Does anyone else feel like we’re getting snowed by Disney with these live-action remakes? Yes, no? The point is that Honest Trailers should be opening your eyes a little wider to the facts that you see but don’t see since the movies, great as they can be when it comes to entertainment value, do kind of fall apart when you look at them from a different point of view. Haley Cohen of Study Breaks goes so far to state that there are a lot of things that people tend to like about the animated movies that are way too different in the live-action versions. That’s why a lot of us tend to ignore the whole reason and logic business when we’re watching these movies since we don’t want to see behind the curtain even if we say we do. People want to be amazed, they want to be thrilled, enchanted, horrified, disgusted, and any other emotion that can be tweaked and brought to bear when a movie is shown on the screen. The live-action remake of Aladdin does feel kind of like a cash grab but it also feels a bit obsessive compulsive on the part of Disney since it would appear that they’re trying to do just about anything and everything to continue the cash flow given what they’ve been spending throughout the years to acquire and use various other studios that have continued to expand their reach and their profits. Some would argue that this is the only natural progression that makes sense considering animation, though still popular, has become something that’s just not enough for some people.

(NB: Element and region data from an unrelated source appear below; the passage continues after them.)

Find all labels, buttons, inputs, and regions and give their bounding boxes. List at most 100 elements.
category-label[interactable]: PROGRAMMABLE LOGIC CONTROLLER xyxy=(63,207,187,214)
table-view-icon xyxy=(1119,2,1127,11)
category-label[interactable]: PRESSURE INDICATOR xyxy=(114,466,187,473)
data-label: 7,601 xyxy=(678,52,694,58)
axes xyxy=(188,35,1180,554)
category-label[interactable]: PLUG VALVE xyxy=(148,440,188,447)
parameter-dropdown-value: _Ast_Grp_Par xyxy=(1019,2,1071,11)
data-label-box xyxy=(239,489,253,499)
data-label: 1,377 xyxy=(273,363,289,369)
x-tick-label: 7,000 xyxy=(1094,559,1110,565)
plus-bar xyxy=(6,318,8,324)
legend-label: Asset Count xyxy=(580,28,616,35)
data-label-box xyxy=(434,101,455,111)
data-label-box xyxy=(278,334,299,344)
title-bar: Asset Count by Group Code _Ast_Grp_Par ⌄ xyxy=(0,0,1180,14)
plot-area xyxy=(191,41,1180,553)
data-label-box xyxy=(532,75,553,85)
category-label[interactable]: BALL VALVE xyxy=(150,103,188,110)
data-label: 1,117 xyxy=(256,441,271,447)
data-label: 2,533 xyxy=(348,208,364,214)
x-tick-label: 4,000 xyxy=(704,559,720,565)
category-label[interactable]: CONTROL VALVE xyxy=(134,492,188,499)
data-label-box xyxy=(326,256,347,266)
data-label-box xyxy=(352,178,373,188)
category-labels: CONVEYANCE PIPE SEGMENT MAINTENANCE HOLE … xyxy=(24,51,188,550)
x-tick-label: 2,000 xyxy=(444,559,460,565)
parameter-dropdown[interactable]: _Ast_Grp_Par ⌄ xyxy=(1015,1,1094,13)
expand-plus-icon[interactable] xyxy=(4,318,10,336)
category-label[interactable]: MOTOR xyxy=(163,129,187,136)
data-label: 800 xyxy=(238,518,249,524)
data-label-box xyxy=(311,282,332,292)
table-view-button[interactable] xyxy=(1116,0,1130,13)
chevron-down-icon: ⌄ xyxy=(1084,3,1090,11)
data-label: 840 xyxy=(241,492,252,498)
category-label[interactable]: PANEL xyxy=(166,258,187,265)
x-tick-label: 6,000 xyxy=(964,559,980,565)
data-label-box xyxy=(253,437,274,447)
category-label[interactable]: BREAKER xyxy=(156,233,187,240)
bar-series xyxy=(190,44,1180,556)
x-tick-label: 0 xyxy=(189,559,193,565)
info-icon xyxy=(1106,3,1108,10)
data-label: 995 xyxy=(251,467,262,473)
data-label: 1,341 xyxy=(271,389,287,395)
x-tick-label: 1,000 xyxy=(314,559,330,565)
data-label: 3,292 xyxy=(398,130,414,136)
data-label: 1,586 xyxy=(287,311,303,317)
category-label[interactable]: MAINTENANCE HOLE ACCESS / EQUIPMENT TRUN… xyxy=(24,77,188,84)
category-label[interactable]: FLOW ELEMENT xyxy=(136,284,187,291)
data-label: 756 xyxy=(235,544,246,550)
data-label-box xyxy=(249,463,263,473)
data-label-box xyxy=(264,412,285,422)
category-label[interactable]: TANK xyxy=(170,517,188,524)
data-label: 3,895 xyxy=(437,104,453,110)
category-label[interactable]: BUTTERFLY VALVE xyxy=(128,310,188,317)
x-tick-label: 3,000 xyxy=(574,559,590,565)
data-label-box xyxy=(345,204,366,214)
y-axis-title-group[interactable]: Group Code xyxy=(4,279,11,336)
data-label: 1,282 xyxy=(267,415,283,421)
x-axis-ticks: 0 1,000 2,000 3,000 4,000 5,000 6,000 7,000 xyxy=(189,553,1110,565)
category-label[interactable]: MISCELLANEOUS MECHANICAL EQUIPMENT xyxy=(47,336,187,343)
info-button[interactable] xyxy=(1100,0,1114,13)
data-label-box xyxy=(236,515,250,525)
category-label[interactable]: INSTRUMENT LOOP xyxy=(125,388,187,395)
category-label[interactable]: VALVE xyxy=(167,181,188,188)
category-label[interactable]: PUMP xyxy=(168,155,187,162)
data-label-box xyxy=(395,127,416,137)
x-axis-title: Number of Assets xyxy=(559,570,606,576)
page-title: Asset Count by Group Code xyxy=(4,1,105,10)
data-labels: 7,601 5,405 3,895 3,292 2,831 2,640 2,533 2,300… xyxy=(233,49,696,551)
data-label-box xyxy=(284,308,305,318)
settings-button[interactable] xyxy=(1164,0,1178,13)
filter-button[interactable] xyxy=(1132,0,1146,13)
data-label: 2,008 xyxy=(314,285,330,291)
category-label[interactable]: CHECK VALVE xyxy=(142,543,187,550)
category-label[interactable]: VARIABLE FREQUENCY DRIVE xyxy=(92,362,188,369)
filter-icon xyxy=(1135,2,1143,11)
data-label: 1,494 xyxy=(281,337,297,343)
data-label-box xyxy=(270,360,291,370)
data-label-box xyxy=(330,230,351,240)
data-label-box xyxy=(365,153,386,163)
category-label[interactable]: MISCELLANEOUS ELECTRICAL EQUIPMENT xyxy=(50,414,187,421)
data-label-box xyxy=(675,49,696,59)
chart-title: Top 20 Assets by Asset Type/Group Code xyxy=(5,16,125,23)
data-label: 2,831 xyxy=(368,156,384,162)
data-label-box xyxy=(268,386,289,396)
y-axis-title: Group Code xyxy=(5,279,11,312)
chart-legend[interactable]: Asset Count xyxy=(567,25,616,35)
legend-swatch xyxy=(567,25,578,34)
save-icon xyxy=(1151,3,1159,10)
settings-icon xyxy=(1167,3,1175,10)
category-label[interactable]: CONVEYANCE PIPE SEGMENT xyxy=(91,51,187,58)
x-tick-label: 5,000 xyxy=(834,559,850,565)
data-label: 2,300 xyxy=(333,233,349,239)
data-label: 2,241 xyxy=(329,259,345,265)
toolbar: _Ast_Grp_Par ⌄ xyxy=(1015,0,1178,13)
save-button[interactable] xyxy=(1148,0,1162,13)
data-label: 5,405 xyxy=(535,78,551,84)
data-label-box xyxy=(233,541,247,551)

Folks want the magic to be staring them right in the face and they want to see it dance and sing in front of them. Obviously Aladdin did well in the box office and banked a lot of nostalgia and how it worked with the changes that were made. Not everything could be put in since the animated version might have had, cover your ears, themes that aren’t allowable in this day and age. People seem to forget that Disney movies have always dealt with more adult themes no matter that they’ve been geared towards children, as a city in the Middle East, fictional as it is, that practices the same Middle Eastern customs as various cultures of today and in the actual past, seems like it would be a less magical place and a much harsher one than what we see. Agrabah obviously isn’t perfect in the movie but it’s also a much looser society than one might think is possible in the real world because, well, movie reasons. Seriously, that’s what it seems to boil down to since explaining away the most obvious gaffes in society when it comes to movies tends to get overlooked or introduced to a serious deus ex machina moment that makes everything better and thereby cleans up any potentially messy story line that might occur. This is a common theme in Disney movies since no matter how much of a bind the writers tend to get themselves in they come up with a perfect way to either sweep it under the rug or somehow develop a cure-all that can come along and make everything better. That’s not to say that the hero or the villain never struggles, but there tends to be a lot more short and sweet solutions than there are twisting and winding story lines that kids might not be able to follow.
In other words, Disney is into simplification in a big way, which isn’t bad but can be a bit too easy for any movie that they’ve made. Aladdin is a great story, and one that has likely inspired a lot of people despite the idea of not being able to escape being poor so easily. But the live-action movie still causes a few hackles to rise since, as Josh Lezmi of CheatSheet would agree with, not only is Will Smith not a perfect stand-in for Robin Williams, rest in peace, but the cast is made up of virtual unknowns that don’t seem to contribute all that much to the movie. This can be argued with ease honestly but the truth is that without whitewashing, which would ruin this movie, it was still possible to find faces and names that people would likely know since there are plenty of darker-skinned individuals that either come from the Middle East or can trace their lineage to that part of the world that would have worked just as well. Aladdin, Jasmine, and Jafar are not hard characters to cast, and in fact one of the only really hard characters would have been the Genie, but of course Will Smith offers the type of energetic performance that wasn’t Robin Williams by any means but was still seen as dynamic and capable of being accepted by many fans.
Overall this movie wasn’t horrible and it’s managed to reach a lot of people that have spoken highly of it. But for those that enjoyed the animated version and Robin Williams’ addictive energy, it’s probably a close second when it comes to being a favorite.